The olfactory fossa (intracranial structure) is a variable depression in the cribriform plate that is medially bounded by the perpendicular plate and laterally by the lateral lamella. It contains the olfactory bulb and the anterior ethmoidal artery. The floor is the cribriform plate. The olfactory groove represents a cavity in the nasal roof and it contains olfactory epithelium. The roof is the cribriform plate.
The anterior ethmoid artery is a branch of the ophthalmic artery and supplies the anterior ethmoidal cells, frontal sinus, lateral nasal wall, and septum.

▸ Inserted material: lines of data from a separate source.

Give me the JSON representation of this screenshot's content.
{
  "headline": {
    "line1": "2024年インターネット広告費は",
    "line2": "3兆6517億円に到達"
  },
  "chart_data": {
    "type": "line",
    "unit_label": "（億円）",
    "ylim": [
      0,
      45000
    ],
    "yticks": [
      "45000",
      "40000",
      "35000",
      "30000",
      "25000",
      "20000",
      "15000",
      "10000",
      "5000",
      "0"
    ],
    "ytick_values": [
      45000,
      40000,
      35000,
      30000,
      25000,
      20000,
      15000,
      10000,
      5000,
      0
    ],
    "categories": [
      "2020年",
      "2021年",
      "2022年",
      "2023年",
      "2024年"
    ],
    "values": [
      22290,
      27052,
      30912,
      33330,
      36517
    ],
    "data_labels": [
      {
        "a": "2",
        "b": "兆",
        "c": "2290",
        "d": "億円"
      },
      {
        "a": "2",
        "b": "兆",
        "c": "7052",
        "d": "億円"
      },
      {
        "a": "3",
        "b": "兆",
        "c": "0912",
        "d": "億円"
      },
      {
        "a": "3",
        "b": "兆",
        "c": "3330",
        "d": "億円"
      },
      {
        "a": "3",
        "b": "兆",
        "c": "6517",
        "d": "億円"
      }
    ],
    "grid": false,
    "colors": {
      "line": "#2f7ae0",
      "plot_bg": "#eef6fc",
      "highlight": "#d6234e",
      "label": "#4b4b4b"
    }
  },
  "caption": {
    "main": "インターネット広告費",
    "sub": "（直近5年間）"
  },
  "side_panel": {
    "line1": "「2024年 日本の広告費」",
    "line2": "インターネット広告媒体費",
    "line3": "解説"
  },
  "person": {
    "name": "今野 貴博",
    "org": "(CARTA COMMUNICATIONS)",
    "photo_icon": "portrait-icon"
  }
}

A dehicent anterior ethmoidal artery should be reported by the radiologist in pre-operative studies.
- ANTERIOR ETHMOID BONE:
The are two ethmoidal cells important to remember for the International Frontal Sinus Anatomy Classification (IFAC) implicated in the natural drainage of the frontal sinus. The Agger nasi cell is the most anterior ethmoid cell. The ethmoid bulla constitutes the biggest anterior ethmoid cell.
- POSTERIOR ETHMOID BONE:
There are two types of cells with name. Haller cells, also known as infraorbital ethmoidal cells, are ethmoid air cells located lateral to the maxillo-ethmoidal suture along the inferomedial orbital floor. Thet may narrow the ipsilateral OMC, thereby predisposing the obstruction of the ipsilateral maxillary sinus. Sphenoethmoidal air cell, also commonly known as the Onodi cell, is an anatomical variant of the paranasal sinuses, important due to its proximity to the optic nerve and internal carotid artery.
MAXILLARY SINUS
The maxillary sinus is a paired pyramid-shaped paranasal sinus within the maxillary bone. It is the largest of the paranasal sinuses. The anatomical limits are:
- Superior wall: infraorbital nerve (V2 branch), sometimes dehiscent.
- Lateral wall: communicates to infratemporal fossa.
- Inferior wall: communicates to alveolar process.
- Medial wall: constitutes the lateral wall of the nasal cavity.
SPHENOID SINUS
The most posterior paranasal sinus. The central body of the sphenoid bone is anteroinferior to the sella turcica. It may present different degrees of pneumatization and relation to sella turcica. It is important to report the type of pneumatization of this sinus and its relationship with adjacent neurovascular structures, especially the presence of dehiscences.
Relations:
- Optic nerve canal (roof).
- Internal carotid artery (lateral wall).
- Foramen rotundum (floor) – V2 nerve.
- Vidian canal (floor).
FRONTAL SINUS
Drainage from the frontal sinus tends to be more variable than the other paranasal sinuses. In general, the drainage goes along a narrow passage known as the frontal infundibulum. At this point, variant anatomy of the frontal/ethmoidal bone junction (uncinate process) leads to two main variations:
- Indirect drainage: ethmoidal infundibulum.
- Direct drainage: middle meatus.
3. STRUCTURED REPORTING
Some critical variants and landmarks can be quickly recalled and incorporated into the preoperative imaging report through the use of the mnemonic “CLOSE”: Cribriform plate, Lamina papyracea, Onodi cell, Sphenoid sinus pneumatization, and (anterior) Ethmoidal artery.
Structured reporting will enhance the value of the preoperative imaging report for referring otolaryngologists and help reduce the risk of surgical complications.